Initially, a naturally occurring zeolite was examined for the simultaneous removal of ammonium
nitrogen (NH4+-N), dissolved chemical oxygen demand (d-COD) and color from raw SLL in batch
adsorption (AD) experiments, where several operational parameters were applied. Saturation,
desorption and regeneration tests of zeolite were performed. Mechanistic information for NH4+-N was
also obtained by fitting adsorption/desorption data to kinetic and isotherm models using both linear
and non-linear methods. Additional information regarding the assessment of the pathway of pollutants
uptake was obtained by zeolite particles after adsorption, saturation, regeneration and desorption
processes using scanning electron microscopy (SEM), powder X- ray diffraction (XRD) and X-ray
photoelectron spectroscopy (XPS).
In a second stage, the efficiency of a naturally occurring palygorskite as an adsorbent for the
simultaneous removal of color, d‐COD and NH4+-N from raw SLL was investigated. Operational
parameters for adsorption process were also examined in batch adsorption experiments. Saturation and
desorption studies of palygorskite were also performed for all three pollutants simultaneously. Natural
palygorskite was then combined with natural zeolite in both single and sequential adsorption
arrangements to evaluate possible enhancement of the treatment efficiency in terms of the
simultaneous removal of color, d-COD and ΝΗ4+-Ν. After adsorption, saturation and desorption, the
palygorskite solids were characterized using XRD, Fourier-transform infrared spectroscopy (FTIR),
XPS, SEM, energy dispersive spectroscopy (EDS), measurements of BET specific surface area (SSA),
and the zeta potential of the suspended particles.

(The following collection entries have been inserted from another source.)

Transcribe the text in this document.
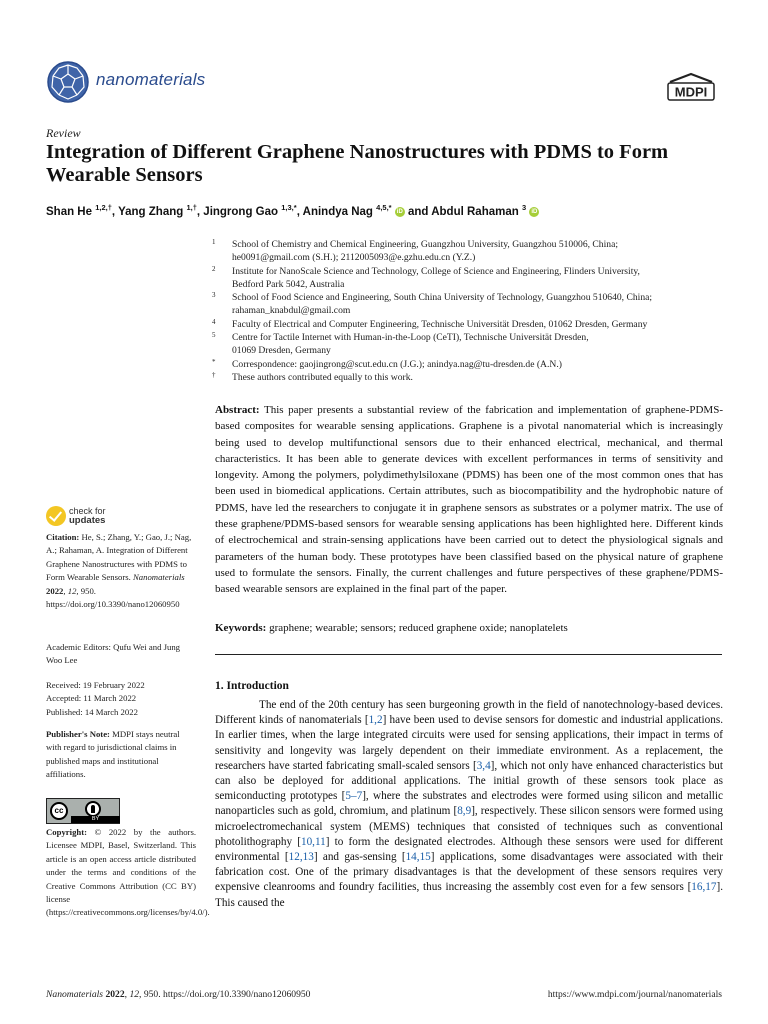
nanomaterials
MDPI
Review
Integration of Different Graphene Nanostructures with PDMS to Form Wearable Sensors
Shan He $^{1,2,\dagger}$, Yang Zhang $^{1,\dagger}$, Jingrong Gao $^{1,3,*}$, Anindya Nag $^{4,5,*}$ iD and Abdul Rahaman $^3$ iD
1 School of Chemistry and Chemical Engineering, Guangzhou University, Guangzhou 510006, China;
he0091@gmail.com (S.H.); 2112005093@e.gzhu.edu.cn (Y.Z.)
2 Institute for NanoScale Science and Technology, College of Science and Engineering, Flinders University,
Bedford Park 5042, Australia
3 School of Food Science and Engineering, South China University of Technology, Guangzhou 510640, China;
rahaman_knabdul@gmail.com
4 Faculty of Electrical and Computer Engineering, Technische Universität Dresden, 01062 Dresden, Germany
5 Centre for Tactile Internet with Human-in-the-Loop (CeTI), Technische Universität Dresden,
01069 Dresden, Germany
* Correspondence: gaojingrong@scut.edu.cn (J.G.); anindya.nag@tu-dresden.de (A.N.)
† These authors contributed equally to this work.
Abstract: This paper presents a substantial review of the fabrication and implementation of graphene-PDMS-based composites for wearable sensing applications. Graphene is a pivotal nanomaterial which is increasingly being used to develop multifunctional sensors due to their enhanced electrical, mechanical, and thermal characteristics. It has been able to generate devices with excellent performances in terms of sensitivity and longevity. Among the polymers, polydimethylsiloxane (PDMS) has been one of the most common ones that has been used in biomedical applications. Certain attributes, such as biocompatibility and the hydrophobic nature of PDMS, have led the researchers to conjugate it in graphene sensors as substrates or a polymer matrix. The use of these graphene/PDMS-based sensors for wearable sensing applications has been highlighted here. Different kinds of electrochemical and strain-sensing applications have been carried out to detect the physiological signals and parameters of the human body. These prototypes have been classified based on the physical nature of graphene used to formulate the sensors. Finally, the current challenges and future perspectives of these graphene/PDMS-based wearable sensors are explained in the final part of the paper.
Keywords: graphene; wearable; sensors; reduced graphene oxide; nanoplatelets
1. Introduction

The end of the 20th century has seen burgeoning growth in the field of nanotechnology-based devices. Different kinds of nanomaterials [1,2] have been used to devise sensors for domestic and industrial applications. In earlier times, when the large integrated circuits were used for sensing applications, their impact in terms of sensitivity and longevity was largely dependent on their immediate environment. As a replacement, the researchers have started fabricating small-scaled sensors [3,4], which not only have enhanced characteristics but can also be deployed for additional applications. The initial growth of these sensors took place as semiconducting prototypes [5–7], where the substrates and electrodes were formed using silicon and metallic nanoparticles such as gold, chromium, and platinum [8,9], respectively. These silicon sensors were formed using microelectromechanical system (MEMS) techniques that consisted of techniques such as conventional photolithography [10,11] to form the designated electrodes. Although these sensors were used for different environmental [12,13] and gas-sensing [14,15] applications, some disadvantages were associated with their fabrication cost. One of the primary disadvantages is that the development of these sensors requires very expensive cleanrooms and foundry facilities, thus increasing the assembly cost even for a few sensors [16,17]. This caused the

check for
updates
Citation: He, S.; Zhang, Y.; Gao, J.; Nag, A.; Rahaman, A. Integration of Different Graphene Nanostructures with PDMS to Form Wearable Sensors. Nanomaterials 2022, 12, 950. https://doi.org/10.3390/nano12060950
Academic Editors: Qufu Wei and Jung Woo Lee
Received: 19 February 2022
Accepted: 11 March 2022
Published: 14 March 2022
Publisher's Note: MDPI stays neutral with regard to jurisdictional claims in published maps and institutional affiliations.
cc
BY
Copyright: © 2022 by the authors. Licensee MDPI, Basel, Switzerland. This article is an open access article distributed under the terms and conditions of the Creative Commons Attribution (CC BY) license (https://creativecommons.org/licenses/by/4.0/).
Nanomaterials 2022, 12, 950. https://doi.org/10.3390/nano12060950	https://www.mdpi.com/journal/nanomaterials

Next, a parametric evaluation of the electrocoagulation (EC) process on raw SLL was performed to
optimize the process. Then, hybrid systems consisting of EC and AD (with natural zeolite and/or
natural palygorskite) were developed using the optimal conditions of both processes to effectively treat
raw SLL. The efficiency of the systems was examined in terms of simultaneous removal of color, d-
COD, nitrate nitrogen (NO3--N) and NH4+-N. In particular, the optimal arrangement of the combined
EC and AD system using zeolite (ADzeo) was assessed by changing the sequence of the two processes.
Then, AD process using palygorskite (ADpal) was integrated into the first or middle stage of the
optimum hybrid EC and ADzeo system determined, thus resulting in the implementation of two more
hybrid systems: ADpal-ADzeo-EC and ADzeo-ADpal-EC.
Lastly, the effectiveness of a three-stage pilot approach using adsorption (AD), electrocoagulation
(EC) and biological (BIO) processes for the treatment of raw SLL was investigated. Initially, column
adsorption experiments with natural zeolite were performed to examine the removal of toxic NH4+-N
using different initial NH4+-N concentrations and recirculation flow rates. Two sequential treatment
scenarios were then examined, i.e., AD-EC-BIO and AD-BIO-EC, to determine which achieved the
highest removal of pollutants and leachate toxic potential based on Thamnocephalus platyurus
bioassay.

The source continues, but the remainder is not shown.